Monitoring cache performance:

function logCacheMetrics(usage: Anthropic.Usage) {
  const cacheHitTokens = usage.cache_read_input_tokens ?? 0;
  const cacheMissTokens = usage.cache_write_input_tokens ?? 0;
  const regularTokens = usage.input_tokens;

  const hitRate = cacheHitTokens / (cacheHitTokens + cacheMissTokens + regularTokens);

  console.log({
    cache_hit_tokens: cacheHitTokens,
    cache_miss_tokens: cacheMissTokens,
    hit_rate: `${(hitRate * 100).toFixed(1)}%`,
    // Savings vs not caching: cache_hit_tokens * 0.9 * price_per_token
  });
}

Real Savings Calculation

For a coding assistant with a 4,000-token system prompt + 500 token average user query, handling 10,000 requests/day on Claude Sonnet ($3/M input):

| Scenario | Daily input cost | |----------|----------------| | No caching | 10,000 × 4,500 tokens × $3/M = $135/day | | With caching (90% hit rate) | 10,000 × (500 + 400 cached) × $3/M = $27/day | | Savings | $108/day = $3,240/month |

The 400 cached tokens = 4,000 × 10% (cache read price). Cache write cost (25% premium, 10% misses) is negligible at scale.

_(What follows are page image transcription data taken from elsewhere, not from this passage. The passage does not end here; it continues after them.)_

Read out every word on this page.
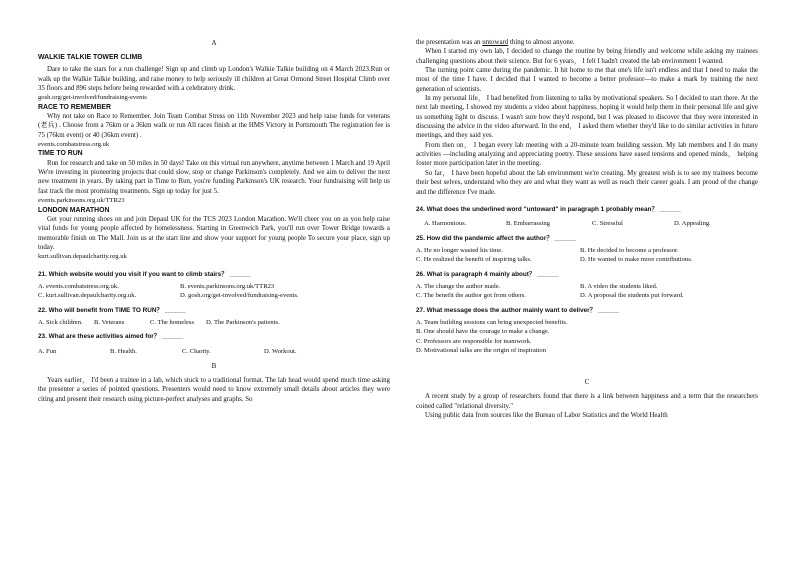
A

WALKIE TALKIE TOWER CLIMB

Dare to take the stars for a run challenge! Sign up and climb up London's Walkie Talkie building on 4 March 2023.Run or walk up the Walkie Talkie building, and raise money to help seriously ill children at Great Ormond Street Hospital Climb over 35 floors and 896 steps before being rewarded with a celebratory drink.

gosh.org/get-involved/fundraising-events

RACE TO REMEMBER

Why not take on Race to Remember. Join Team Combat Stress on 11th November 2023 and help raise funds for veterans (老兵) . Choose from a 76km or a 36km walk or run All races finish at the HMS Victory in Portsmouth The registration fee is 75 (76km event) or 40 (36km event) .

events.combatstress.org.uk

TIME TO RUN

Run for research and take on 50 miles in 50 days! Take on this virtual run anywhere, anytime between 1 March and 19 April We're investing in pioneering projects that could slow, stop or change Parkinson's completely. And we aim to deliver the next new treatment in years. By taking part in Time to Run, you're funding Parkinson's UK research. Your fundraising will help us fast track the most promising treatments. Sign up today for just 5.

events.parkinsons.org.uk/TTR23

LONDON MARATHON

Get your running shoes on and join Depaul UK for the TCS 2023 London Marathon. We'll cheer you on as you help raise vital funds for young people affected by homelessness. Starting in Greenwich Park, you'll run over Tower Bridge towards a memorable finish on The Mall. Join us at the start line and show your support for young people To secure your place, sign up today.

kurt.sullivan.depaulcharity.org.uk

21. Which website would you visit if you want to climb stairs？ ______

A. events.combatstress.org.uk.	B. events.parkinsons.org.uk/TTR23
C. kurt.sullivan.depaulcharity.org.uk.	D. gosh.org/get-involved/fundraising-events.

22. Who will benefit from TIME TO RUN？ ______

A. Sick children.	B. Veterans	C. The homeless	D. The Parkinson's patients.

23. What are these activities aimed for？ ______

A. Fun	B. Health.	C. Charity.	D. Workout.

B

Years earlier， I'd been a trainee in a lab, which stuck to a traditional format. The lab head would spend much time asking the presenter a series of pointed questions. Presenters would need to know extremely small details about articles they were citing and present their research using picture-perfect analyses and graphs. So

the presentation was an untoward thing to almost anyone.

When I started my own lab, I decided to change the routine by being friendly and welcome while asking my trainees challenging questions about their science. But for 6 years， I felt I hadn't created the lab environment I wanted.

The turning point came during the pandemic. It hit home to me that one's life isn't endless and that I need to make the most of the time I have. I decided that I wanted to become a better professor—to make a mark by training the next generation of scientists.

In my personal life， I had benefited from listening to talks by motivational speakers. So I decided to start there. At the next lab meeting, I showed my students a video about happiness, hoping it would help them in their personal life and give us something light to discuss. I wasn't sure how they'd respond, but I was pleased to discover that they were interested in discussing the advice in the video afterward. In the end， I asked them whether they'd like to do similar activities in future meetings, and they said yes.

From then on， I began every lab meeting with a 20-minute team building session. My lab members and I do many activities —including analyzing and appreciating poetry. These sessions have eased tensions and opened minds， helping foster more participation later in the meeting.

So far， I have been hopeful about the lab environment we're creating. My greatest wish is to see my trainees become their best selves, understand who they are and what they want as well as reach their career goals. I am proud of the change and the difference I've made.

24. What does the underlined word "untoward" in paragraph 1 probably mean？ ______

A. Harmonious.	B. Embarrassing	C. Stressful	D. Appealing.

25. How did the pandemic affect the author？ ______

A. He no longer wasted his time.	B. He decided to become a professor.
C. He realized the benefit of inspiring talks.	D. He wanted to make more contributions.

26. What is paragraph 4 mainly about？ ______

A. The change the author made.	B. A video the students liked.
C. The benefit the author got from others.	D. A proposal the students put forward.

27. What message does the author mainly want to deliver？ ______

A. Team building sessions can bring unexpected benefits.

B. One should have the courage to make a change.

C. Professors are responsible for teamwork.

D. Motivational talks are the origin of inspiration

C

A recent study by a group of researchers found that there is a link between happiness and a term that the researchers coined called "relational diversity."

Using public data from sources like the Bureau of Labor Statistics and the World Health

Stacking With Model Routing

Prompt caching compounds with model routing. Cache the system prompt on Haiku, route 70% of queries there, and the savings multiply:

  • Routing alone: 34% reduction
  • Caching alone: 60% reduction
  • Combined: 75–85% reduction

This is the stack we use at Shahriar Labs for all high-volume inference workloads.

FAQ

Does caching work with streaming? Yes. Add cache_control markers as normal; streaming and caching are independent.

Can I cache tool definitions? Yes. Tool definitions placed before the last cache_control marker are cached. This helps when you have many tools.

What's the minimum content worth caching? Anthropic requires a minimum of 1,024 tokens to create a cache entry. Shorter content isn't cacheable.

Does caching affect response quality? No. The model's output is identical whether context is cached or recomputed — caching only skips the forward-pass computation, not the attention to cached content.

How do I know if caching is working? Check usage.cache_read_input_tokens in the response. A non-zero value means you got a cache hit.